1.2 million left homeless from civil war


BELGRADE, Yugoslavia -- Yugoslavia's civil war has created the worst refugee crisis in Europe since World War II, a senior official with the United Nations High Commission for Refugees (UNHCR) said yesterday.

More than a million people have been made homeless in what used to be Yugoslavia -- almost one in 20 of the population -- and the number is growing.

Local and international aid agencies are overwhelmed, and plans are being made to set up huge tent cities.

"It is a scandal," said Judith Kumin, deputy director of the UNHCR mission. She said that the number of refugees is already 1.2 million and that the U.N. agency has asked for emergency funding of $160 million.

Until now, the Yugoslav refugee crisis has been largely hidden because most refugees have been taken in by sympathetic host families. But the number of volunteer families has dried up, and the sympathies of existing host families are fast drying up, too. Some have taken in four, six and even eight people into living quarters of 40 or 50 square meters.

After a year of this, some host families are fed up. "They are turning them back out," Ms. Kumin said. Local aid organizations say that since the fighting began in Bosnia-Herzegovina, they have been inundated with refugees and can no longer cope.

"People are just leaving their homes, setting out for safety wherever they can find it. The worst right now is inside Bosnia-Herzegovina. People are streaming by car, by bus or just on foot toward Tuzla, Bihac, wherever they can.
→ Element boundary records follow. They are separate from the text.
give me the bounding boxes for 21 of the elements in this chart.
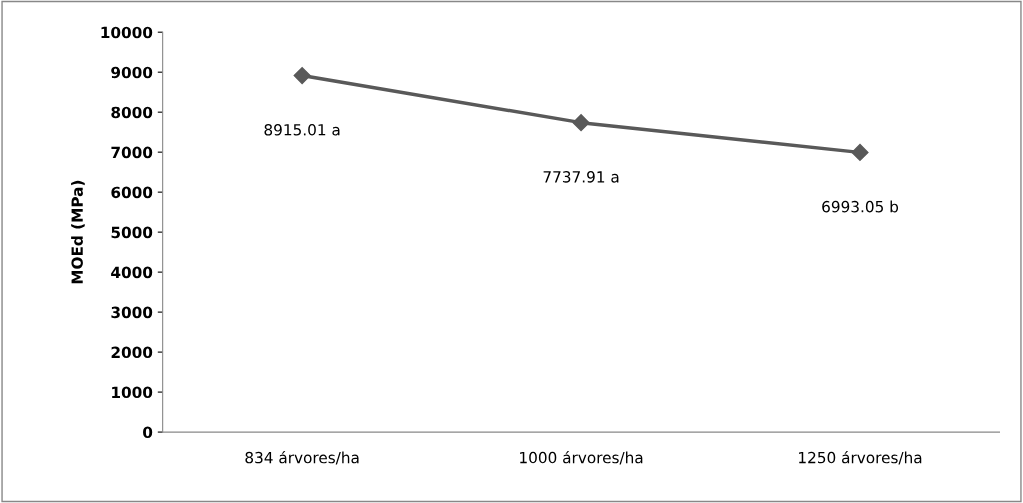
y-tick-label: 8000 [111, 106, 153, 119]
y-tick-label: 5000 [111, 226, 153, 239]
point [851, 143, 869, 161]
y-tick-label: 1000 [112, 386, 153, 399]
point [572, 114, 590, 132]
x-tick-label: 834 árvores/ha [245, 450, 359, 465]
data-label: 8915.01 a [264, 124, 340, 136]
x-tick-label: 1000 árvores/ha [520, 450, 643, 465]
y-tick-label: 0 [143, 426, 153, 439]
y-tick-label: 4000 [111, 266, 153, 279]
y-tick-label: 2000 [111, 346, 153, 359]
y-axis-title: MOEd (MPa) [71, 180, 85, 284]
y-tick-label: 9000 [111, 66, 153, 79]
y-tick-label: 3000 [111, 306, 153, 319]
data-label: 6993.05 b [822, 200, 899, 213]
y-tick-label: 10000 [101, 26, 153, 39]
y-tick-label: 7000 [111, 146, 153, 159]
point [293, 67, 311, 85]
y-tick-label: 6000 [111, 186, 153, 199]
data-label: 7737.91 a [543, 171, 619, 183]
x-tick-label: 1250 árvores/ha [799, 450, 922, 465]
They often have nothing with them. Local Red Cross organizations simply cannot cope with them," one aid worker said.

Another worker said that in 14 years in Africa he had not seen such utter desperation.

In the past few weeks alone, 230,000 people have fled into Croatia from Bosnia-Herzegovina, and 100,000 have fled into Serbia. Two weeks ago, the Croatian government asked the UNHCR to help them set up 20 tent cities. They have been granted one, which will be erected in the town of Bosanski Brod.

Serbia has also started negotiations to set up five tent cities for refugees. Some will be paid for by a $38 million aid package granted by the European Community.

A small tent city already exists in Slovenia for Muslim refugees fleeing the Bosnian war.